That's actually what we are doing at the moment. We keep the full AzCopy folder (241 files) in our Git Repo so that we can use our custom AzCopyConfig.json file.

This works but is of course far from an ideal solution.

Hoping my real-life example make you realize that this will become a limitation for many others as well, and that you will prioritize the feature request thereafter.

@JohnRusk
Copy link
Member

Glad to hear you have a workaround at present. And thanks again for your input to our prioritization.

@josundt
Copy link
Author

josundt commented Jul 8, 2019

How can I follow the progress of the backlog item?

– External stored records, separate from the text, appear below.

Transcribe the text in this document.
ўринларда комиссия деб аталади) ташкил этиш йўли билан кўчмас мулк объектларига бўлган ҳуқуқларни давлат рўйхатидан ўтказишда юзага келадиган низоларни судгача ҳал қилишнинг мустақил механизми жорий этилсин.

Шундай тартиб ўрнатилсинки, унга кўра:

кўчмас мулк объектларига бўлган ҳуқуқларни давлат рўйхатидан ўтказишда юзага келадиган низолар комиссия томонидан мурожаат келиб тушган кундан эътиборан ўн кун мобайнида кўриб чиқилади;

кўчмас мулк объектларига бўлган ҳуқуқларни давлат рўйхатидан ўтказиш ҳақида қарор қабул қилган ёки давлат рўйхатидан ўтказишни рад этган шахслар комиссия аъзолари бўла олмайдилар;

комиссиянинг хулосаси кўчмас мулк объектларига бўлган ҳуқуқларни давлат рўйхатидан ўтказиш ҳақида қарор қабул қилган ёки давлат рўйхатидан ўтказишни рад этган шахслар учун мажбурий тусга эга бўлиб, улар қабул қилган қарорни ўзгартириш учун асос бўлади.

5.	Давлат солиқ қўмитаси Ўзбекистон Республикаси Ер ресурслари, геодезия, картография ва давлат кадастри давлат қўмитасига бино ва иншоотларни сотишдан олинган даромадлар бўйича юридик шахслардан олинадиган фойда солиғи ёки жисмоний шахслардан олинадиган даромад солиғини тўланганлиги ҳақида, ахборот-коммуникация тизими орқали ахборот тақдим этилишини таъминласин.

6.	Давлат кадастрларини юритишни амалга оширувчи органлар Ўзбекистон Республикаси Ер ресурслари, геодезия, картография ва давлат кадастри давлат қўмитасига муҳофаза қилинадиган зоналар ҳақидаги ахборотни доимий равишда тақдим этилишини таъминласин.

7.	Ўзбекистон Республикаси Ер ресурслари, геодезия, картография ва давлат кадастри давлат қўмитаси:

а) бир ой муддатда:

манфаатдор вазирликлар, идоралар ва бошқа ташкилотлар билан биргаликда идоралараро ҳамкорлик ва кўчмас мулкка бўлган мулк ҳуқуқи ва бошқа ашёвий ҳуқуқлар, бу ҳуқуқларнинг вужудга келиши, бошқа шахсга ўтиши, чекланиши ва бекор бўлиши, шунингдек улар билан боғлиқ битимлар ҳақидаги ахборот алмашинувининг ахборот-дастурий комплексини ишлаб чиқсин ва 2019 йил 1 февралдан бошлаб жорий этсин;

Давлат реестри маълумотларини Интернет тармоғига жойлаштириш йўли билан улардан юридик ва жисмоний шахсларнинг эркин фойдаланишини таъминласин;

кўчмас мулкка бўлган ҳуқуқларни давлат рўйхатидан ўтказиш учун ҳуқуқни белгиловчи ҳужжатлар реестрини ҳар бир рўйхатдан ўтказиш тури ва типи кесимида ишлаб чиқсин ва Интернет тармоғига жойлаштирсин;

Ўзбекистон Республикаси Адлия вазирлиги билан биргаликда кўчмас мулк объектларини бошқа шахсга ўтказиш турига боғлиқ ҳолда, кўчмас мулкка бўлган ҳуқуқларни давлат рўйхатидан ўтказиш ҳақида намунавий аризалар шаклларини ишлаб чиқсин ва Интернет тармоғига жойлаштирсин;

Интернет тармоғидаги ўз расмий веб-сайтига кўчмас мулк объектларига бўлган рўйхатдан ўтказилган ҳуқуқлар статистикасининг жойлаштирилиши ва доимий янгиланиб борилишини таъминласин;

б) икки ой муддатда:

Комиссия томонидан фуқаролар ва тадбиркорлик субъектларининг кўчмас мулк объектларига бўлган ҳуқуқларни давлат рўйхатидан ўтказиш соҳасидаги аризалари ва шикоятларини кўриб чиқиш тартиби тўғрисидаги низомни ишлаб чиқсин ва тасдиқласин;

@JohnRusk JohnRusk changed the title Command-line-parameter for alternate path AzCopyConfig.json Command-line-parameter for alternate Mime type mappings Jul 8, 2019
@JohnRusk
Copy link
Member

JohnRusk commented Jul 8, 2019

Our project management pipeline (for sprints etc) is in our internal DevOps instance, and that's where the backlog is so I can't give you a link to it, sorry.

We have work roughly planned out for the next 4 months and, I'm sorry to say, "your" backlog item isn't included in those 4 months. Currently it's sitting in our "un-triaged" bucket, which means we have not yet committed that we will actually do it (ever), and if we do, it will be at least 4 months until we start. I feel bad saying that to you, because obviously you'd like us to look at it sooner :-) But the reality is that we need to be fairly "brutal" about prioritization and it's hard to justify earlier consideration of an issue where there is actually a workaround. (Even though we agree that your workaround with v8 in your Git repo is less than ideal).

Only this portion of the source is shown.